Una de las miles de razones por las que México necesita un cambio URGENTE para salir de esta crisis económica, social, política y de seguridad, es sin duda la corrupción-impunidad que los gobiernos neoliberales hicieron suyas. Llámese PRI o PAN, es lo mismo.

No hace falta ser muy perspicaz o tener una mente muy hábil para darse cuenta de qué manera se las ingenian políticos y funcionarios para evitar ser castigados por las atrocidades que cometen en perjuicio del pueblo y de la nación, y en beneficio de sus bolsillos, por supuesto.

Una pequeña nota escondida entre las páginas de La Jornada revela que la, inútil, Secretaría de la Función Pública perdió el juicio ante tribunales para cobrar una multa, por más de 864 MILLONES DE PESOS, que se le había impuesto a Raúl Muñoz Leos, ex director general de PEMEX,  por  un quebranto al erario estimado en MIL 724 MILLONES DE PESOS, que le entregó al líder petrolero, Carlos Romero Deschamps.

O sea otro Pemexgate en nuestras narices sin que nadie pueda hacer absolutamente nada.

La nota dice también que ya en 2010 el SAT, encargado por ley de cobrar las sanciones económicas impuestas a funcionarios públicos que incurren en cohecho, corrupción y otras irregularidades, informó, a petición del diario La Jornada, que la multa había sido dado de baja desde 2008 por ser IRRECUPERABLE.

Lo dicho, nada qué hacer ante el robo descarado que nadie podrá recuperar porque los maravillosos tribunales, al servicio de la clase política y no de la nación, ya dieron su última palabra.

Que al pueblo le sirva de “consuelo” la PENA MÁXIMA aplicada a este RATERO: INHABILITACIÓN por 10 años en dependencias o entidades del gobierno federal. A ver si lo que se ROBÓ le alcanza para 10 años de viajes de placer y de descanso.

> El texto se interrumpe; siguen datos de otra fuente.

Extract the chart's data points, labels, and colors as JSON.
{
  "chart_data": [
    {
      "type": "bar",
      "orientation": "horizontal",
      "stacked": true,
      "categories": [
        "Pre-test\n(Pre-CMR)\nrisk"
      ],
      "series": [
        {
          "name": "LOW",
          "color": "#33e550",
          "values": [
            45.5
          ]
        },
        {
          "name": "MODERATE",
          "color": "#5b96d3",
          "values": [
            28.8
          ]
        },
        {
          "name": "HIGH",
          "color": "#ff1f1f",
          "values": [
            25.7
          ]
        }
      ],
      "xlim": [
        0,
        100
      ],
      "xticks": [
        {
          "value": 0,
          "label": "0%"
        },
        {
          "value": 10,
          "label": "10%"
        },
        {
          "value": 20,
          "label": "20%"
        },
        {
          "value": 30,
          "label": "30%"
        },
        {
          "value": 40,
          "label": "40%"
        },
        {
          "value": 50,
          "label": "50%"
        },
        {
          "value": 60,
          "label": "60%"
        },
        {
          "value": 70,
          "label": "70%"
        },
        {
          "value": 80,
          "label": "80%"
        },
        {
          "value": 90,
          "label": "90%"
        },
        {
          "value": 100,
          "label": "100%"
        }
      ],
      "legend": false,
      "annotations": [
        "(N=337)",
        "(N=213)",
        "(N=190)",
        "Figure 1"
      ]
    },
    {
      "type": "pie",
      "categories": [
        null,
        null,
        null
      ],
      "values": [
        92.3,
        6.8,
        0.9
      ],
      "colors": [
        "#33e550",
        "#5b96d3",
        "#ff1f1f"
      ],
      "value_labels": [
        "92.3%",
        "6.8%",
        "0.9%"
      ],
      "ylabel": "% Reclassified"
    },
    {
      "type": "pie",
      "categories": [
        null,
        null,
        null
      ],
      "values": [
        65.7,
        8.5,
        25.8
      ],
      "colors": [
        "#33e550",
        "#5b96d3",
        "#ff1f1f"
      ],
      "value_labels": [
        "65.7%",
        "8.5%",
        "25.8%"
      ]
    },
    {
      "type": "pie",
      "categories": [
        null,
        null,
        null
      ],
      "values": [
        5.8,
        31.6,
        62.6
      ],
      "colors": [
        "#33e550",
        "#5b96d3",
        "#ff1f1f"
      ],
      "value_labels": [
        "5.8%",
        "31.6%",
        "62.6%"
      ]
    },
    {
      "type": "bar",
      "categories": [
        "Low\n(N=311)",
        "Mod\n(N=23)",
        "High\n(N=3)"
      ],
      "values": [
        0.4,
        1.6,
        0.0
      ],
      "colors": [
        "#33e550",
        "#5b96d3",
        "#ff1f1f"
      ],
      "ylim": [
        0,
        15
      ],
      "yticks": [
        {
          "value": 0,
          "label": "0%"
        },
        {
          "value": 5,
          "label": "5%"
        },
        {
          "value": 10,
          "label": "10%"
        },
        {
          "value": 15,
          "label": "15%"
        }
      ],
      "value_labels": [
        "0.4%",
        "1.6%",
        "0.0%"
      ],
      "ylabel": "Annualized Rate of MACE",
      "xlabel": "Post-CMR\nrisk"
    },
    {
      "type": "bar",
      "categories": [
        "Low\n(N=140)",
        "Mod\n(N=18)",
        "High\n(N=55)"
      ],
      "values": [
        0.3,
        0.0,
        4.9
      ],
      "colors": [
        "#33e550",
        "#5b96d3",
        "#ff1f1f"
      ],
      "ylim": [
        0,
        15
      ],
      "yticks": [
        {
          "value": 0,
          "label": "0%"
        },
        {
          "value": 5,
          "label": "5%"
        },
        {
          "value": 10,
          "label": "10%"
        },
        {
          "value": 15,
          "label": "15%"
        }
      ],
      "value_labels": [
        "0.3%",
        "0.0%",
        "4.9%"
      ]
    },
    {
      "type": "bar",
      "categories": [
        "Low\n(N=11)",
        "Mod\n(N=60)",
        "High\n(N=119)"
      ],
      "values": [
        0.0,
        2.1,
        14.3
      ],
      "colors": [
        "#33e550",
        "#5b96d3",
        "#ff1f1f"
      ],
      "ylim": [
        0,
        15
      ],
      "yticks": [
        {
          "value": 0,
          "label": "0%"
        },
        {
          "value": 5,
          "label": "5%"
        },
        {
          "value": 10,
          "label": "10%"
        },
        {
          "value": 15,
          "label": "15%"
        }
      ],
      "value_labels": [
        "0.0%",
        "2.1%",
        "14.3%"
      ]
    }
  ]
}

Por eso necesitamos una transformación de fondo y no un cambio cosmético, como ha dicho hasta el cansancio Andrés Manuel López Obrador.

Queda clara la razón por la que AMLO, a mucho orgullo, le contestó ayer a Javier Sicilia: “A mí no me puedes meter en el mismo costal, Javier, yo no soy corrupto ni mentiroso”.